Wolynn hopes to attend the accelerated program at Pitt Public Health on the Behavioral and Community Health Sciences track and continue working on topics involving media and health.  —Sarah Stager

Support to Stop the Spread

Even before the first COVID-19 vaccine candidates were approved and administered, false information was spreading on social media sites about the vaccines.
 
“We saw some national surveys indicating many people were hesitant to get the COVID-19 vaccine, even before a vaccine candidate became available, and that was increasing over time with each subsequent survey.

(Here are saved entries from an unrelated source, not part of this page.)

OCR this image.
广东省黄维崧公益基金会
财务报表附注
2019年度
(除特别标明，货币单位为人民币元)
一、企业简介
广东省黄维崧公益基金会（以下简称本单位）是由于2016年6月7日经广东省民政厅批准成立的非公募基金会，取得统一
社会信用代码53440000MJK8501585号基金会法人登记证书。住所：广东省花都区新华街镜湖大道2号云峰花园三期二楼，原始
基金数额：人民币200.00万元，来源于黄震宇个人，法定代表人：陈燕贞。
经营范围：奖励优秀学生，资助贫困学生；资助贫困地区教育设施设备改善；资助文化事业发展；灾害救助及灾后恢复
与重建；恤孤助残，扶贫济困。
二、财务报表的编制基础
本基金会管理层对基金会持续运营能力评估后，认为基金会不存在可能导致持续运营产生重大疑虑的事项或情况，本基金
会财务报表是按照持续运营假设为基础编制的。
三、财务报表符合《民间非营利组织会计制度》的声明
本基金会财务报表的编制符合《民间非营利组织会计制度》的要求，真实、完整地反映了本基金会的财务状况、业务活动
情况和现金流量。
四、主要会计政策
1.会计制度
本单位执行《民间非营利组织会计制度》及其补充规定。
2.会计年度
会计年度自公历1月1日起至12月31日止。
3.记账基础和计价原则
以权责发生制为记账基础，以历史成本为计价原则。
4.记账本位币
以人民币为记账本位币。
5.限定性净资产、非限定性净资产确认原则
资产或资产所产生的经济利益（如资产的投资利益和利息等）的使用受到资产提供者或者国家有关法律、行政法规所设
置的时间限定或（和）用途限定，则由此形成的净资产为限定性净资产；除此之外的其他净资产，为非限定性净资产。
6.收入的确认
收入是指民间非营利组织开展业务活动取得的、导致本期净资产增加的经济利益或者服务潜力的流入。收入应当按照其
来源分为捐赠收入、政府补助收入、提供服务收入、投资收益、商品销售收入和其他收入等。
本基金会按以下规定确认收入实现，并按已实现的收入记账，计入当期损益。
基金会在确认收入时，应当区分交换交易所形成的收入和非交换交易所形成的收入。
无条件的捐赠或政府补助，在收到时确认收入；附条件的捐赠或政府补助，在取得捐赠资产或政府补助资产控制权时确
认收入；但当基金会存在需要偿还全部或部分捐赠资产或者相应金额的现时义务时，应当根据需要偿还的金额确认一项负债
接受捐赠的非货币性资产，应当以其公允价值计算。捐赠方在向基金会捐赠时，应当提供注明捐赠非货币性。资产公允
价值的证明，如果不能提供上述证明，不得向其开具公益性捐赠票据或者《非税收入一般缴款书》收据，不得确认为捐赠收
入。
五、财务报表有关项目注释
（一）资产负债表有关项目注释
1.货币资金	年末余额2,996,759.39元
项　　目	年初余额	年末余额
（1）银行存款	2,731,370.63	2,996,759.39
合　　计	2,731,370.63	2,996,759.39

But they didn’t really explain why or how,” says Jaime Sidani, assistant professor of medicine.
 
“We’re using social network analysis to see how messages spread among groups and into other groups,” says Sidani, “but also to learn more about the reasons for hesitancy and develop educational messaging to counter that.”
 
In October 2020, the researchers received a $117,000 grant from the Richard King Mellon Foundation to support their efforts.
 
“A vaccine that is scientifically proven to be 95% effective still will be ineffective if it is distrusted and shunned by significant percentages of the population,” says Sam Reiman, director of the Richard King Mellon Foundation.   
 
Another group passionate about inoculations is getting a boost(er), so to speak. The Influenzers, a new interdisciplinary science policy student group at Pitt, was awarded a Research!America! Civic Engagement Microgrant. The Influenzers work to educate the Pittsburgh community about facts and myths surrounding immunizations. The students are also exploring the feasibility of making dentists eligible to administer vaccines.
 
Shreyaa Nagajothi, a first-year neuroscience student and member of the Influenzers, told the Pitt News that during the pandemic, “We all feel a bit helpless.” Yet: “Being part of an organization that is encouraging people to get the vaccine, encouraging people to stay healthy and taking active roles in health policy is truly the best thing that anyone can do to help out during this time.”